7. Eraserhead (1977)
Premier long-métrage du cinéaste, Eraserhead est l’histoire de Henry Spencer, un homme sans histoire vivant dans une ville industrielle particulièrement lugubre, dont la femme vient de le quitter en lui laissant dans les bras un nouveau-né, prématuré et monstrueux. Il s’échappe de son univers oppressant, dans lequel le bébé ne cesse de pleurer, pour aller dans un monde parallèle où vit la Dame du radiateur. Une ambiance terriblement angoissante et morose, Lynch pose alors les jalons aux yeux du grand public de ce qui deviendra sa patte cinématographique.
6. Elephant Man (1980)
Ce film, également tourné en noir et blanc, est une adaptation romancée des mémoires de Frederick Treves, le médecin (joué par Anthony Hopkins, Le silence des agneaux) qui prit en charge Joseph Merrick, surnommé « Elephant Man » (« l’homme-éléphant ») du fait de ses nombreuses difformités dues à son elephantiasis, une pathologie du système lymphatique. Une adaptation tout en finesse, en pudeur, qui soulève la question de la normalité des personnes vues comme des monstres et de la monstruosité de ceux qui se considèrent dans la norme.
5. Blue Velvet (1986)
Blue Velvet raconte l’histoire d’un jeune étudiant (Kyle MacLachlan) qui, rentrant chez lui pour rendre visite à son père malade, découvre une oreille humaine coupée dans un champ. L’oreille l’amène à découvrir une vaste conspiration criminelle et à nouer une relation amoureuse avec une chanteuse de bar à problèmes. Une ambiance de film néo-noir hypnotique au milieu de l’Amérique fantasmée des années 50 si chère à Lynch, un Dennis Hopper (Easy rider) délirant et un érotisme marqué grâce au talent et à la beauté d’Isabella Rossellini, sont les ingrédients de ce long-métrage qui restera longtemps dans les mémoires, d’ailleurs supposé par certains cinéphiles être un préquel à Twin Peaks.
4. Lost Highway (1997)
Le film suit un musicien (Bill Pullman, Independance day, The Sinner) qui commence à recevoir de mystérieuses cassettes VHS de lui et de sa femme (Patricia Arquette, True romance, Human nature) dans leur maison. Il est soudainement condamné pour meurtre, après quoi il disparaît inexplicablement à cause d’un homme mystérieux (Robert Blake).

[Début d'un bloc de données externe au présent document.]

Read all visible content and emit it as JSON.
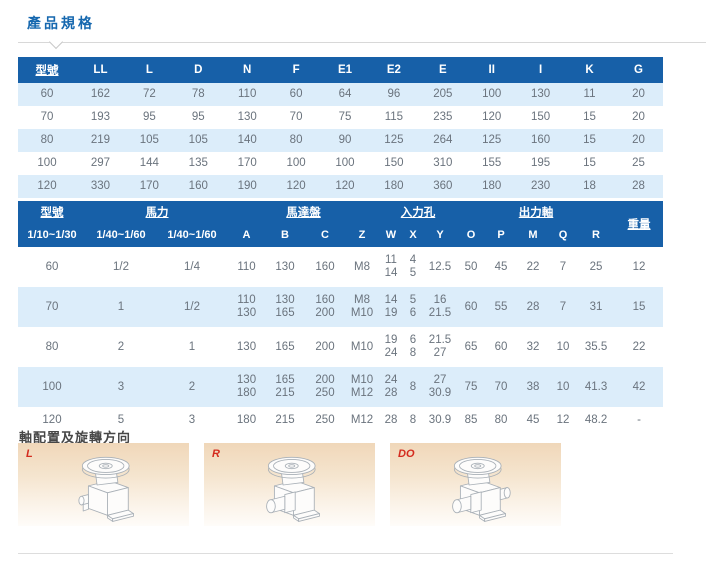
{
  "colors": {
    "header-bg": "#1760a8",
    "row-alt": "#dcedfa",
    "title-blue": "#1668af",
    "label-red": "#d42b1e",
    "body-text": "#6a737d"
  },
  "page": {
    "title": "產品規格"
  },
  "table1": {
    "headers": [
      "型號",
      "LL",
      "L",
      "D",
      "N",
      "F",
      "E1",
      "E2",
      "E",
      "II",
      "I",
      "K",
      "G"
    ],
    "rows": [
      [
        "60",
        "162",
        "72",
        "78",
        "110",
        "60",
        "64",
        "96",
        "205",
        "100",
        "130",
        "11",
        "20"
      ],
      [
        "70",
        "193",
        "95",
        "95",
        "130",
        "70",
        "75",
        "115",
        "235",
        "120",
        "150",
        "15",
        "20"
      ],
      [
        "80",
        "219",
        "105",
        "105",
        "140",
        "80",
        "90",
        "125",
        "264",
        "125",
        "160",
        "15",
        "20"
      ],
      [
        "100",
        "297",
        "144",
        "135",
        "170",
        "100",
        "100",
        "150",
        "310",
        "155",
        "195",
        "15",
        "25"
      ],
      [
        "120",
        "330",
        "170",
        "160",
        "190",
        "120",
        "120",
        "180",
        "360",
        "180",
        "230",
        "18",
        "28"
      ]
    ]
  },
  "table2": {
    "group_headers": [
      {
        "label": "型號",
        "span": 1,
        "rowspan": 1
      },
      {
        "label": "馬力",
        "span": 2,
        "rowspan": 1
      },
      {
        "label": "馬達盤",
        "span": 4,
        "rowspan": 1
      },
      {
        "label": "入力孔",
        "span": 3,
        "rowspan": 1
      },
      {
        "label": "出力軸",
        "span": 5,
        "rowspan": 1
      },
      {
        "label": "重量",
        "span": 1,
        "rowspan": 2
      }
    ],
    "sub_headers": [
      "1/10~1/30",
      "1/40~1/60",
      "1/40~1/60",
      "A",
      "B",
      "C",
      "Z",
      "W",
      "X",
      "Y",
      "O",
      "P",
      "M",
      "Q",
      "R"
    ],
    "rows": [
      [
        "60",
        "1/2",
        "1/4",
        "110",
        "130",
        "160",
        "M8",
        "11\n14",
        "4\n5",
        "12.5",
        "50",
        "45",
        "22",
        "7",
        "25",
        "12"
      ],
      [
        "70",
        "1",
        "1/2",
        "110\n130",
        "130\n165",
        "160\n200",
        "M8\nM10",
        "14\n19",
        "5\n6",
        "16\n21.5",
        "60",
        "55",
        "28",
        "7",
        "31",
        "15"
      ],
      [
        "80",
        "2",
        "1",
        "130",
        "165",
        "200",
        "M10",
        "19\n24",
        "6\n8",
        "21.5\n27",
        "65",
        "60",
        "32",
        "10",
        "35.5",
        "22"
      ],
      [
        "100",
        "3",
        "2",
        "130\n180",
        "165\n215",
        "200\n250",
        "M10\nM12",
        "24\n28",
        "8",
        "27\n30.9",
        "75",
        "70",
        "38",
        "10",
        "41.3",
        "42"
      ],
      [
        "120",
        "5",
        "3",
        "180",
        "215",
        "250",
        "M12",
        "28",
        "8",
        "30.9",
        "85",
        "80",
        "45",
        "12",
        "48.2",
        "-"
      ]
    ]
  },
  "shaft_section": {
    "title": "軸配置及旋轉方向",
    "panels": [
      {
        "label": "L",
        "drawing": "gearmotor-left-shaft"
      },
      {
        "label": "R",
        "drawing": "gearmotor-right-shaft"
      },
      {
        "label": "DO",
        "drawing": "gearmotor-double-shaft"
      }
    ]
  }
}
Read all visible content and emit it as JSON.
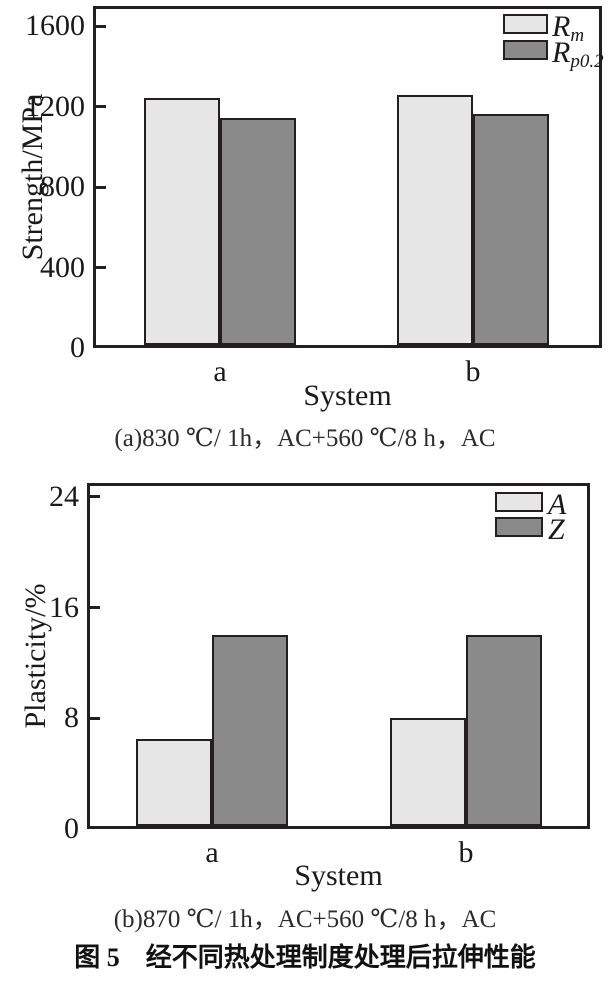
{
  "figure_title": "图 5　经不同热处理制度处理后拉伸性能",
  "colors": {
    "bar_light": "#e6e6e6",
    "bar_dark": "#8a8a8a",
    "line": "#231f20",
    "text": "#1a1a1a"
  },
  "chart_data": [
    {
      "type": "bar",
      "panel": "a",
      "title": "(a)830 ℃/ 1h，AC+560 ℃/8 h，AC",
      "xlabel": "System",
      "ylabel": "Strength/MPa",
      "categories": [
        "a",
        "b"
      ],
      "series": [
        {
          "name": "Rm",
          "legend_main": "R",
          "legend_sub": "m",
          "shade": "light",
          "values": [
            1245,
            1260
          ]
        },
        {
          "name": "Rp0.2",
          "legend_main": "R",
          "legend_sub": "p0.2",
          "shade": "dark",
          "values": [
            1145,
            1165
          ]
        }
      ],
      "yticks": [
        0,
        400,
        800,
        1200,
        1600
      ],
      "ylim": [
        0,
        1700
      ],
      "grid": false,
      "legend_position": "top-right"
    },
    {
      "type": "bar",
      "panel": "b",
      "title": "(b)870 ℃/ 1h，AC+560 ℃/8 h，AC",
      "xlabel": "System",
      "ylabel": "Plasticity/%",
      "categories": [
        "a",
        "b"
      ],
      "series": [
        {
          "name": "A",
          "legend_main": "A",
          "legend_sub": "",
          "shade": "light",
          "values": [
            6.5,
            8
          ]
        },
        {
          "name": "Z",
          "legend_main": "Z",
          "legend_sub": "",
          "shade": "dark",
          "values": [
            14,
            14
          ]
        }
      ],
      "yticks": [
        0,
        8,
        16,
        24
      ],
      "ylim": [
        0,
        25
      ],
      "grid": false,
      "legend_position": "top-right"
    }
  ]
}
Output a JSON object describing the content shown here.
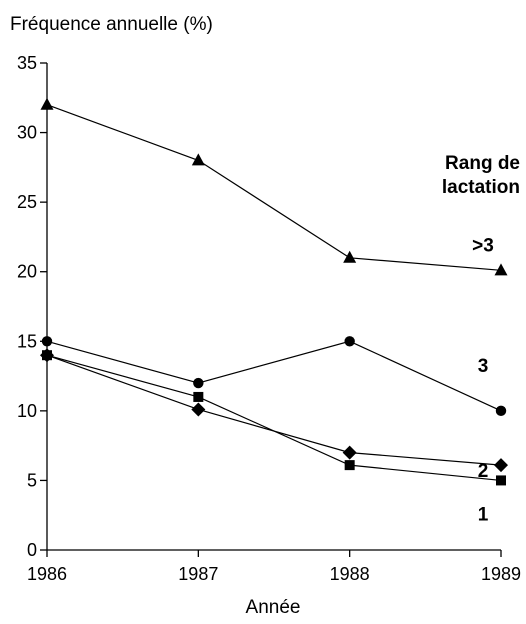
{
  "chart_data": {
    "type": "line",
    "ylabel": "Fréquence annuelle (%)",
    "xlabel": "Année",
    "x": [
      1986,
      1987,
      1988,
      1989
    ],
    "x_ticks": [
      "1986",
      "1987",
      "1988",
      "1989"
    ],
    "y_ticks": [
      "0",
      "5",
      "10",
      "15",
      "20",
      "25",
      "30",
      "35"
    ],
    "ylim": [
      0,
      35
    ],
    "grid": false,
    "legend_title_lines": [
      "Rang de",
      "lactation"
    ],
    "series": [
      {
        "name": ">3",
        "marker": "triangle",
        "values": [
          32,
          28,
          21,
          20.1
        ]
      },
      {
        "name": "3",
        "marker": "circle",
        "values": [
          15,
          12,
          15,
          10
        ]
      },
      {
        "name": "2",
        "marker": "diamond",
        "values": [
          14,
          10.1,
          7,
          6.1
        ]
      },
      {
        "name": "1",
        "marker": "square",
        "values": [
          14,
          11,
          6.1,
          5
        ]
      }
    ]
  }
}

Il est remplacé par un jeune mécanicien (Balthazar Getty, Lame de fond) menant une vie différente. Mais, peu à peu, des éléments de son passé resurgissent. Un récit divisé en deux parties, demandant plusieurs visionnages pour être bien compris, avec des zones d’ombres qui persistent encore malgré tout, pendant que l’on voit passer les lignes jaunes de l’autoroute la nuit, et que défile le générique de fin dans le silence puis avec « I’m deranged« , de David Bowie. Film culte des nineties, avec ses références soulignées au film noir Hollywoodien, ses cigarettes, ses femmes fatales, et ses personnages torturés, on atteint la quintessence de l’art de David Lynch dans ce top.
3. Sailor & Lula (1990)
Dans ce road-movie rock’n’roll, tragique, étrange et sexy, Sailor (Nicolas Cage, Leaving Las Vegas) et Lula (Laura Dern) s’aiment d’un amour fou, absolu. Mais ils doivent échapper à la mère psychopathe de cette dernière, Marietta (Diane Ladd, nulle autre que la mère de Laura Dern!), qui s’oppose à cette liaison. Au cours de leur cavale pour échapper à Marietta, ils croisent de nombreux personnages étranges et inquiétants, parmi lesquels le déjanté Bobby Peru (Willem Dafoe, The Lighthouse). Une ribambelle de personnages dérangeants et hauts en couleurs, des scènes cultes à foison (entre autres Cage qui chante « Love me » d’Elvis sur scène), ce film auréolé de la Palme d’or de l’année 1990 raconte la pureté de l’amour progressivement contaminé par la noirceur du monde qui l’entoure.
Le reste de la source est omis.